Aquaculture Had a Problem: Nobody Knew It Existed
Cliente
APROMAR
Proyecto
PLECA – Strategic Communication Plan for Aquaculture
Imagine you produce half the fish consumed in the world, but people don’t even know what to call what you do. Worse still: the only word they associate you with — “piscifactoría” (fish farm) — conjures up images of murky pools, suspicious feed, and a second-rate product. 89.5% of Spaniards thought of the industry through that word, and 33.8% had never even heard the term “aquaculture” in their lives. Meanwhile, on Google and in the media, we were the villain in someone else’s story.
And here’s where it gets interesting. Because we didn’t have a quality problem, or a capacity problem, or a purpose problem. We had an image problem. Same activity, two words, two opposing perceptions: “piscifactoría” carried all the prejudice; “aquaculture,” when people discovered it, evoked naturalness, health, sustainability, and animal welfare. The opportunity was right there — waiting for someone to name it properly.
Así nació el PLECA, un plan estratégico con la ambición de conseguir que la acuicultura española fuera conocida y valorada por toda la sociedad. No era una campaña de un mes ni un spot bonito. Era un viaje largo, con la paciencia del que sabe que cambiar un relato social lleva años de trabajo constante.
We started where you have to start: building the conversation. Over 2,000 social media pieces, photo essays, video documentaries, infographics, 40 influencers who brought aquaculture to audiences that would never have searched for the term, more than 115 pieces of content from the press office, 2 press trips to real facilities, 11 roundtable discussions, 2 regional conferences, blind tastings to prove the product spoke for itself, and 220 articles published in national media. All of this backed by an expert committee, a team of industry spokespeople, animal welfare guidelines, and a social listening tool to know in real time what was being said — and how to respond.
And then came the moment to make the leap to mass media. Because being found by those who are searching is one thing — being discovered by those who aren’t is something else entirely. We created the campaign “Aquaculture Is Fish for Everyone” with TV spots broadcast across 40 channels, including the major audiovisual groups, supported by a strategy spanning radio, outdoor, digital, and print. Because if 50% of the fish we eat already comes from aquaculture, without it there wouldn’t be fish for everyone.
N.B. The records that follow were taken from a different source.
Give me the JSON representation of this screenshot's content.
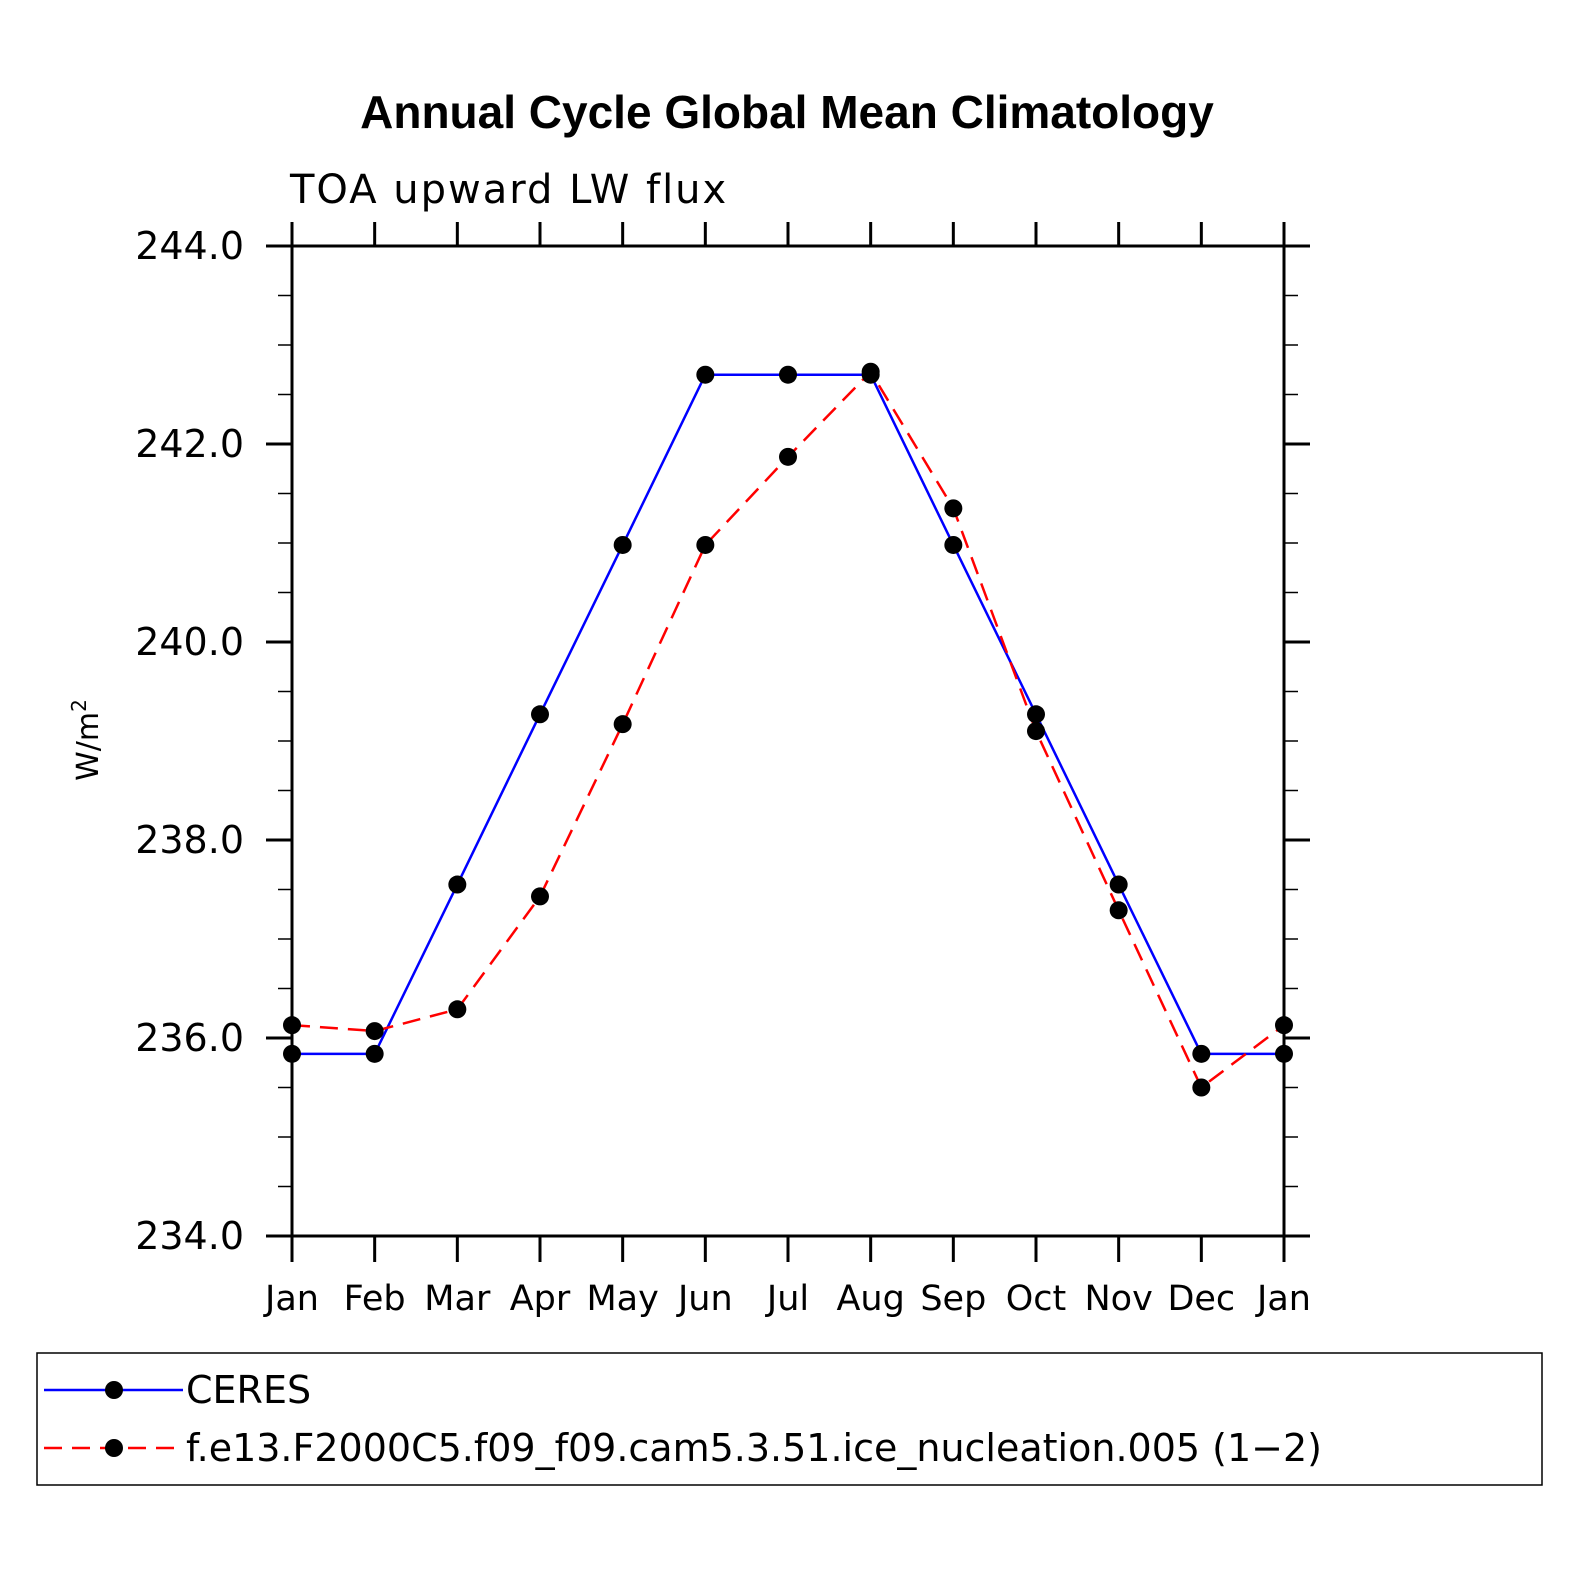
{
  "chart_data": {
    "type": "line",
    "title": "Annual Cycle Global Mean Climatology",
    "subtitle": "TOA upward LW flux",
    "xlabel": "",
    "ylabel": "W/m",
    "ylabel_sup": "2",
    "categories": [
      "Jan",
      "Feb",
      "Mar",
      "Apr",
      "May",
      "Jun",
      "Jul",
      "Aug",
      "Sep",
      "Oct",
      "Nov",
      "Dec",
      "Jan"
    ],
    "ylim": [
      234.0,
      244.0
    ],
    "yticks": [
      234.0,
      236.0,
      238.0,
      240.0,
      242.0,
      244.0
    ],
    "ytick_labels": [
      "234.0",
      "236.0",
      "238.0",
      "240.0",
      "242.0",
      "244.0"
    ],
    "y_minor_step": 0.5,
    "grid": false,
    "legend_position": "bottom",
    "series": [
      {
        "name": "CERES",
        "color": "#0000ff",
        "dash": "solid",
        "values": [
          235.84,
          235.84,
          237.55,
          239.27,
          240.98,
          242.7,
          242.7,
          242.7,
          240.98,
          239.27,
          237.55,
          235.84,
          235.84
        ]
      },
      {
        "name": "f.e13.F2000C5.f09_f09.cam5.3.51.ice_nucleation.005 (1−2)",
        "color": "#ff0000",
        "dash": "dashed",
        "values": [
          236.13,
          236.07,
          236.29,
          237.43,
          239.17,
          240.98,
          241.87,
          242.73,
          241.35,
          239.1,
          237.29,
          235.5,
          236.13
        ]
      }
    ]
  }
}
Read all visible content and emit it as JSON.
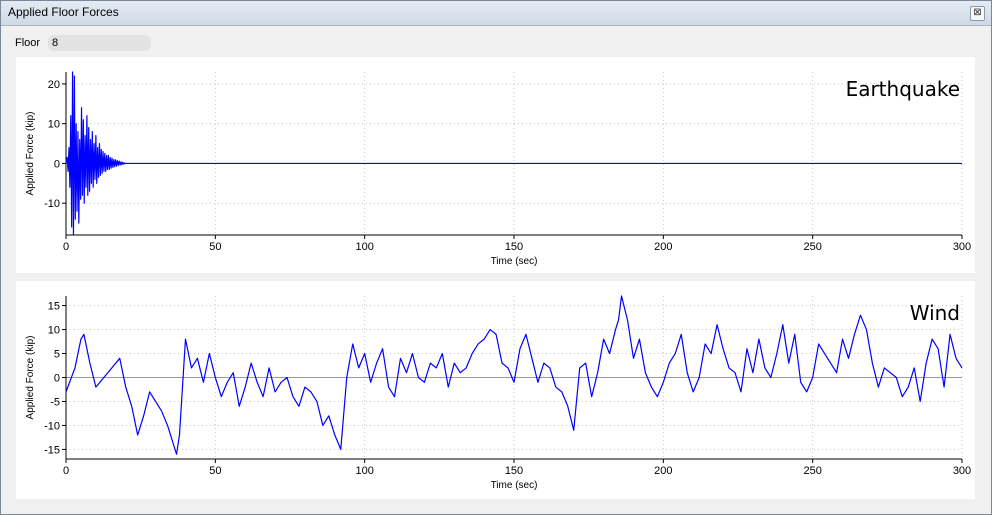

Results have accelerated dramatically over the past year, thanks to the cumulative effect of six years of sustained effort:
- Spontaneous awareness ×6: from 1.9% in 2019 to 11.4% in 2025, nearly tripling in the last year alone (from 4.2% to 11.4%).
- Total awareness: 55.4%.
- Aquaculture awareness: 77.4% of Spaniards now know what it is, reducing the number of people unfamiliar with it by 32%.
- Positive sentiment: 3 out of 4 Spaniards who know about it have a favorable perception (74.4%).
- Perceived necessity: 97.7% consider aquaculture necessary (≥5 out of 10), and 85.6% rate it as quite or very necessary.
- Rating of Spanish aquaculture: 94.3% consider it better than or equal to that of other developed countries.
- Ad recall: 10.3 million Spaniards.
Where Google once displayed hostile headlines, positive content now appears. Where there was once ignorance, there is now a real conversation with society.